栄養士便り

55 お雑煮





新年明けまして、おめでとうございます!
2009年がスタートしましたね。
お正月は存分に楽しめましたでしょうか?
お正月と言えばおせち料理、鏡餅など様々なことが連想されますが、今回はお正月にちなんで『お雑煮』について紹介します。


お雑煮とは?

お餅は、昔から日本人にとってお祝い事や特別な日に食べる「ハレ」の食べ物とされていました。
昔の人は新年を迎えるのに、お餅をつきその土地の物と共に年神様にお供えをしました。
旧年の収穫や息災に感謝し、新年の豊作、家内安全などを祈り、お供えをします。
そのお供え物のお下がりをいただき、お餅と共に煮てもいただくというのが、お雑煮の始まりです。


お餅の違いは?

関西地方では丸餅、寒冷地や東京周辺は角餅を使用している傾向があります。
関東では、江戸時代、江戸(現在の東京周辺)には人口が集中していました。そのため一つずつ手で丸める丸餅より、手早く数多く作ることができる角餅が使用されたと考えられています。
一方、関西では、昔から「円満」という意味で縁起物の丸餅が使用されていました。
また、北海道では、明治時代以降に移住した人々によって各地のお餅が持ち込まれたため丸餅と角餅が混在しています。


味付けの違いは?

関東のお雑煮は、すまし仕立てのものが主となっています。
関西風のお雑煮といえば白味噌仕立てを連想しますが、西日本でもしょうゆ味の方が比較的多くなっています。
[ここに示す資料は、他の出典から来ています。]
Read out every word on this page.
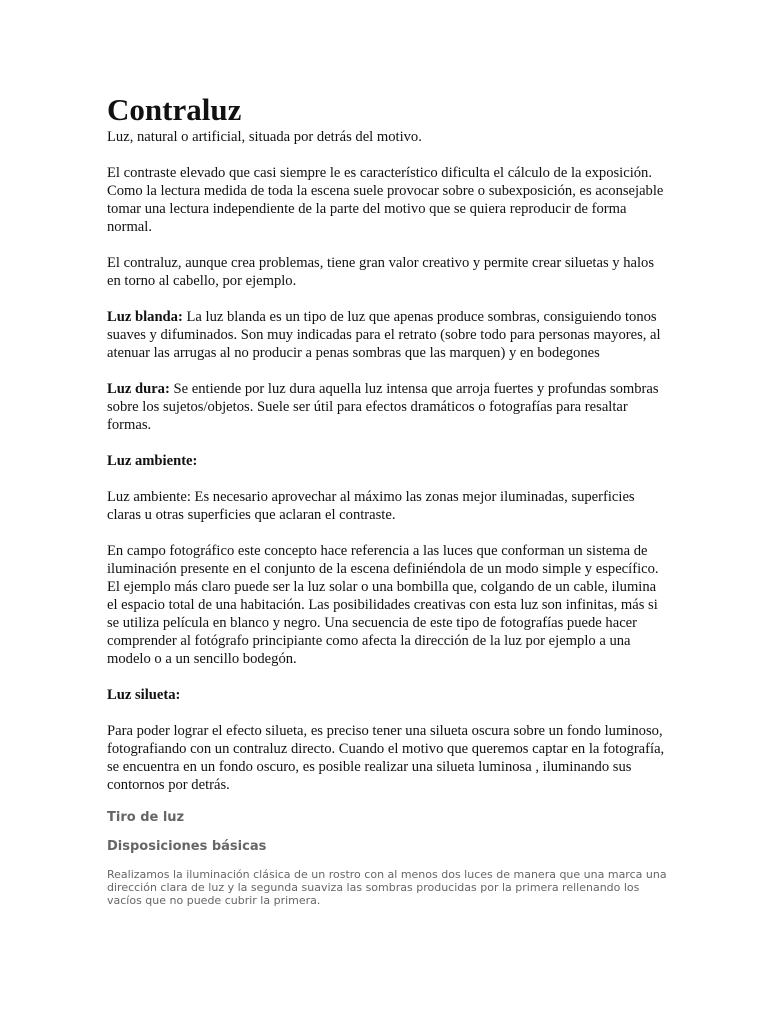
Contraluz

Luz, natural o artificial, situada por detrás del motivo.

El contraste elevado que casi siempre le es característico dificulta el cálculo de la exposición. Como la lectura medida de toda la escena suele provocar sobre o subexposición, es aconsejable tomar una lectura independiente de la parte del motivo que se quiera reproducir de forma normal.

El contraluz, aunque crea problemas, tiene gran valor creativo y permite crear siluetas y halos en torno al cabello, por ejemplo.

Luz blanda: La luz blanda es un tipo de luz que apenas produce sombras, consiguiendo tonos suaves y difuminados. Son muy indicadas para el retrato (sobre todo para personas mayores, al atenuar las arrugas al no producir a penas sombras que las marquen) y en bodegones

Luz dura: Se entiende por luz dura aquella luz intensa que arroja fuertes y profundas sombras sobre los sujetos/objetos. Suele ser útil para efectos dramáticos o fotografías para resaltar formas.

Luz ambiente:

Luz ambiente: Es necesario aprovechar al máximo las zonas mejor iluminadas, superficies claras u otras superficies que aclaran el contraste.

En campo fotográfico este concepto hace referencia a las luces que conforman un sistema de iluminación presente en el conjunto de la escena definiéndola de un modo simple y específico. El ejemplo más claro puede ser la luz solar o una bombilla que, colgando de un cable, ilumina el espacio total de una habitación. Las posibilidades creativas con esta luz son infinitas, más si se utiliza película en blanco y negro. Una secuencia de este tipo de fotografías puede hacer comprender al fotógrafo principiante como afecta la dirección de la luz por ejemplo a una modelo o a un sencillo bodegón.

Luz silueta:

Para poder lograr el efecto silueta, es preciso tener una silueta oscura sobre un fondo luminoso, fotografiando con un contraluz directo. Cuando el motivo que queremos captar en la fotografía, se encuentra en un fondo oscuro, es posible realizar una silueta luminosa , iluminando sus contornos por detrás.

Tiro de luz

Disposiciones básicas

Realizamos la iluminación clásica de un rostro con al menos dos luces de manera que una marca una dirección clara de luz y la segunda suaviza las sombras producidas por la primera rellenando los vacíos que no puede cubrir la primera.
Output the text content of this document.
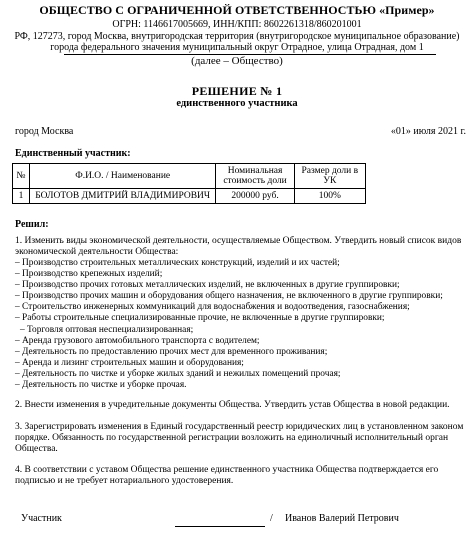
ОБЩЕСТВО С ОГРАНИЧЕННОЙ ОТВЕТСТВЕННОСТЬЮ «Пример»
ОГРН: 1146617005669, ИНН/КПП: 8602261318/860201001
РФ, 127273, город Москва, внутригородская территория (внутригородское муниципальное образование)
города федерального значения муниципальный округ Отрадное, улица Отрадная, дом 1
(далее – Общество)
РЕШЕНИЕ № 1
единственного участника
город Москва	«01» июля 2021 г.
Единственный участник:
№	Ф.И.О. / Наименование	Номинальная стоимость доли	Размер доли в УК
1	БОЛОТОВ ДМИТРИЙ ВЛАДИМИРОВИЧ	200000 руб.	100%
Решил:
1. Изменить виды экономической деятельности, осуществляемые Обществом. Утвердить новый список видов экономической деятельности Общества:
– Производство строительных металлических конструкций, изделий и их частей;
– Производство крепежных изделий;
– Производство прочих готовых металлических изделий, не включенных в другие группировки;
– Производство прочих машин и оборудования общего назначения, не включенного в другие группировки;
– Строительство инженерных коммуникаций для водоснабжения и водоотведения, газоснабжения;
– Работы строительные специализированные прочие, не включенные в другие группировки;
– Торговля оптовая неспециализированная;
– Аренда грузового автомобильного транспорта с водителем;
– Деятельность по предоставлению прочих мест для временного проживания;
– Аренда и лизинг строительных машин и оборудования;
– Деятельность по чистке и уборке жилых зданий и нежилых помещений прочая;
– Деятельность по чистке и уборке прочая.
2. Внести изменения в учредительные документы Общества. Утвердить устав Общества в новой редакции.
3. Зарегистрировать изменения в Единый государственный реестр юридических лиц в установленном законом порядке. Обязанность по государственной регистрации возложить на единоличный исполнительный орган Общества.
4. В соответствии с уставом Общества решение единственного участника Общества подтверждается его подписью и не требует нотариального удостоверения.
Участник	/ Иванов Валерий Петрович
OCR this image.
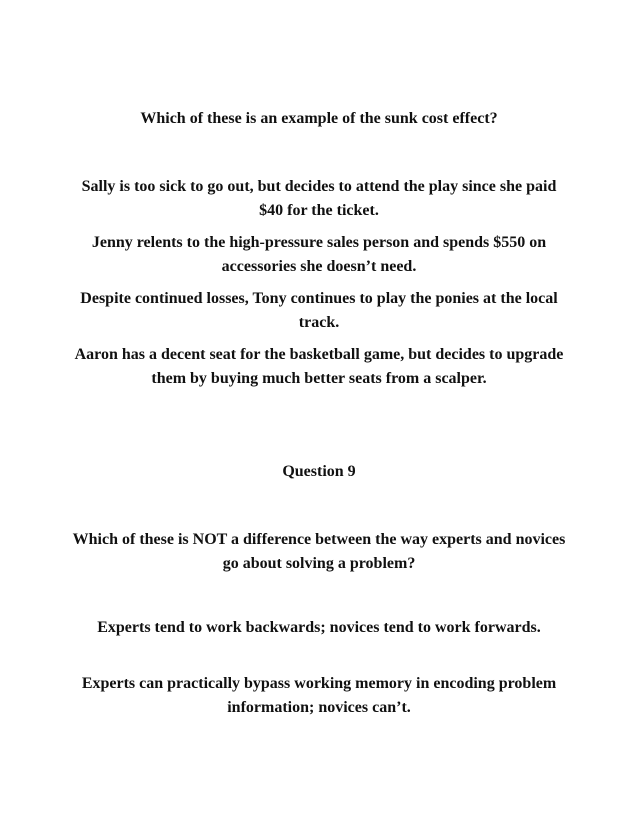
Which of these is an example of the sunk cost effect?

Sally is too sick to go out, but decides to attend the play since she paid $40 for the ticket.

Jenny relents to the high-pressure sales person and spends $550 on accessories she doesn’t need.

Despite continued losses, Tony continues to play the ponies at the local track.

Aaron has a decent seat for the basketball game, but decides to upgrade them by buying much better seats from a scalper.

Question 9

Which of these is NOT a difference between the way experts and novices go about solving a problem?

Experts tend to work backwards; novices tend to work forwards.

Experts can practically bypass working memory in encoding problem information; novices can’t.
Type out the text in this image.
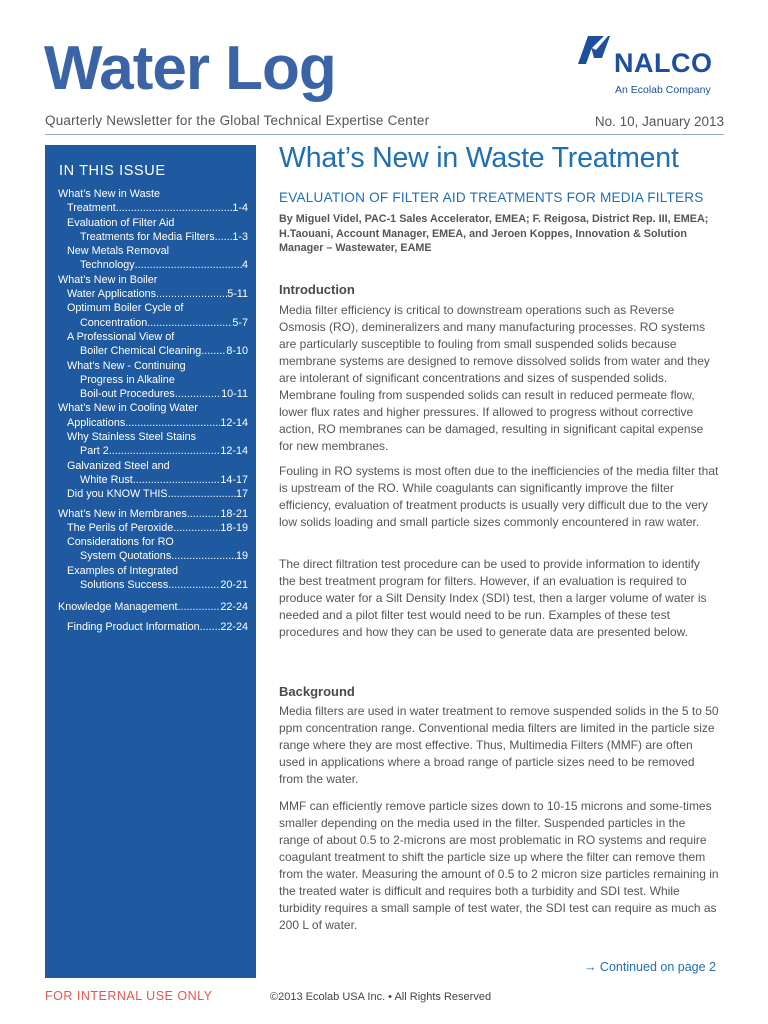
Water Log
Quarterly Newsletter for the Global Technical Expertise Center	No. 10, January 2013
NALCO
An Ecolab Company
IN THIS ISSUE
What’s New in Waste
Treatment .....	1-4
Evaluation of Filter Aid
Treatments for Media Filters ..... 1-3
New Metals Removal
Technology .....	4
What’s New in Boiler
Water Applications .....	5-11
Optimum Boiler Cycle of
Concentration .....	5-7
A Professional View of
Boiler Chemical Cleaning ..... 8-10
What’s New - Continuing
Progress in Alkaline
Boil-out Procedures .....	10-11
What’s New in Cooling Water
Applications .....	12-14
Why Stainless Steel Stains
Part 2 .....	12-14
Galvanized Steel and
White Rust .....	14-17
Did you KNOW THIS .....	17
What’s New in Membranes .....	18-21
The Perils of Peroxide .....	18-19
Considerations for RO
System Quotations .....	19
Examples of Integrated
Solutions Success .....	20-21
Knowledge Management .....	22-24
Finding Product Information ..... 22-24
What’s New in Waste Treatment
EVALUATION OF FILTER AID TREATMENTS FOR MEDIA FILTERS
By Miguel Videl, PAC-1 Sales Accelerator, EMEA; F. Reigosa, District Rep. III, EMEA; H.Taouani, Account Manager, EMEA, and Jeroen Koppes, Innovation & Solution Manager – Wastewater, EAME
Introduction

Media filter efficiency is critical to downstream operations such as Reverse Osmosis (RO), demineralizers and many manufacturing processes. RO systems are particularly susceptible to fouling from small suspended solids because membrane systems are designed to remove dissolved solids from water and they are intolerant of significant concentrations and sizes of suspended solids. Membrane fouling from suspended solids can result in reduced permeate flow, lower flux rates and higher pressures. If allowed to progress without corrective action, RO membranes can be damaged, resulting in significant capital expense for new membranes.

Fouling in RO systems is most often due to the inefficiencies of the media filter that is upstream of the RO. While coagulants can significantly improve the filter efficiency, evaluation of treatment products is usually very difficult due to the very low solids loading and small particle sizes commonly encountered in raw water.

The direct filtration test procedure can be used to provide information to identify the best treatment program for filters. However, if an evaluation is required to produce water for a Silt Density Index (SDI) test, then a larger volume of water is needed and a pilot filter test would need to be run. Examples of these test procedures and how they can be used to generate data are presented below.

Background

Media filters are used in water treatment to remove suspended solids in the 5 to 50 ppm concentration range. Conventional media filters are limited in the particle size range where they are most effective. Thus, Multimedia Filters (MMF) are often used in applications where a broad range of particle sizes need to be removed from the water.

MMF can efficiently remove particle sizes down to 10-15 microns and some-times smaller depending on the media used in the filter. Suspended particles in the range of about 0.5 to 2-microns are most problematic in RO systems and require coagulant treatment to shift the particle size up where the filter can remove them from the water. Measuring the amount of 0.5 to 2 micron size particles remaining in the treated water is difficult and requires both a turbidity and SDI test. While turbidity requires a small sample of test water, the SDI test can require as much as 200 L of water.

→ Continued on page 2
FOR INTERNAL USE ONLY	©2013 Ecolab USA Inc. • All Rights Reserved
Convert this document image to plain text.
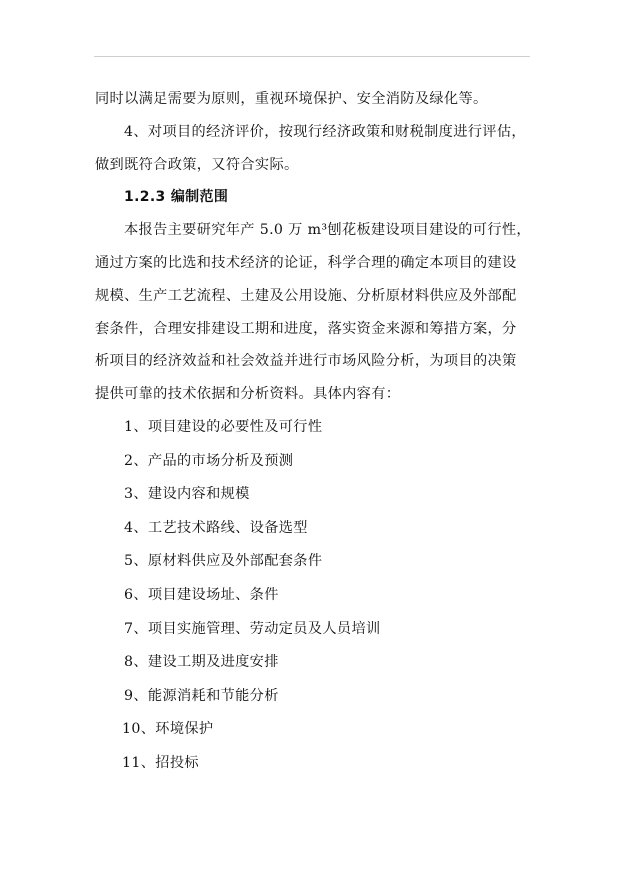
同时以满足需要为原则，重视环境保护、安全消防及绿化等。

4、对项目的经济评价，按现行经济政策和财税制度进行评估，

做到既符合政策，又符合实际。

1.2.3 编制范围

本报告主要研究年产 5.0 万 m³刨花板建设项目建设的可行性，

通过方案的比选和技术经济的论证，科学合理的确定本项目的建设

规模、生产工艺流程、土建及公用设施、分析原材料供应及外部配

套条件，合理安排建设工期和进度，落实资金来源和筹措方案，分

析项目的经济效益和社会效益并进行市场风险分析，为项目的决策

提供可靠的技术依据和分析资料。具体内容有：

1、项目建设的必要性及可行性

2、产品的市场分析及预测

3、建设内容和规模

4、工艺技术路线、设备选型

5、原材料供应及外部配套条件

6、项目建设场址、条件

7、项目实施管理、劳动定员及人员培训

8、建设工期及进度安排

9、能源消耗和节能分析

10、环境保护

11、招投标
味噌味のお雑煮を好む関西でも、赤味噌派と白味噌派に分かれるが、白味噌派の地域でもお雑煮用の高価な西京味噌ではなく、ふつうのあわせ味噌を使う家庭も多くなっています。


各地の特徴について

・岩手:三陸沿岸の一部地域では美味しいものを「クルミ味」と表現する場合があります。その美味しいもののクルミを擦ったものに、砂糖やしょうゆで味を付けたタレをお椀に添え、しょうゆ味の汁に焼いた角餅を入れたお雑煮の餅に付けて食べられています。
・新潟:鮭の産地であるため、お雑煮の具に鮭とイクラを使い、豪華な親子雑煮が楽しまれています。
・長野:鰤街道沿いの土地では、雑煮の具材に塩ブリを用いることが主流となっています。
・東京:かつお節や昆布などでだしをとり、しょうゆで味付がされています。大根や人参、小松菜、鶏肉などが具材の定番となっています。
・京都:丸餅や里芋、大根などの入った西京味噌の汁に、ふんわり花カツオをのせるのが定番です。餅と甘くコクのある汁がよく絡みあいます。「争い事がなく物事が丸く収まるように」という意味を込めて、具材は丸く切っています。
・広島:牡蠣の産地であるため、お雑煮に牡蠣を入れる家庭も多くなっています。牡蠣は「福をかき寄せる」縁起のよい食べ物とされています。
・岡山:3が日で小豆汁、味噌仕立て、しょうゆ仕立ての3種類の味を食べる家庭も多いようです。
・香川:味噌仕立ての雑煮にあんこ餅を入れて食べられています。砂糖が貴重だった時代、せめて正月のお雑煮は贅沢に食べたいと祝った先人たちの思いが込められているのです。

日本の東西によって、食習慣に変化が見られるのは、これらは各地域の特性や元来から伝統などの違いによるものではないでしょうか。

お餅は喉に詰まりやすいので、ゆっくりよく噛んで食べるようにしましょう。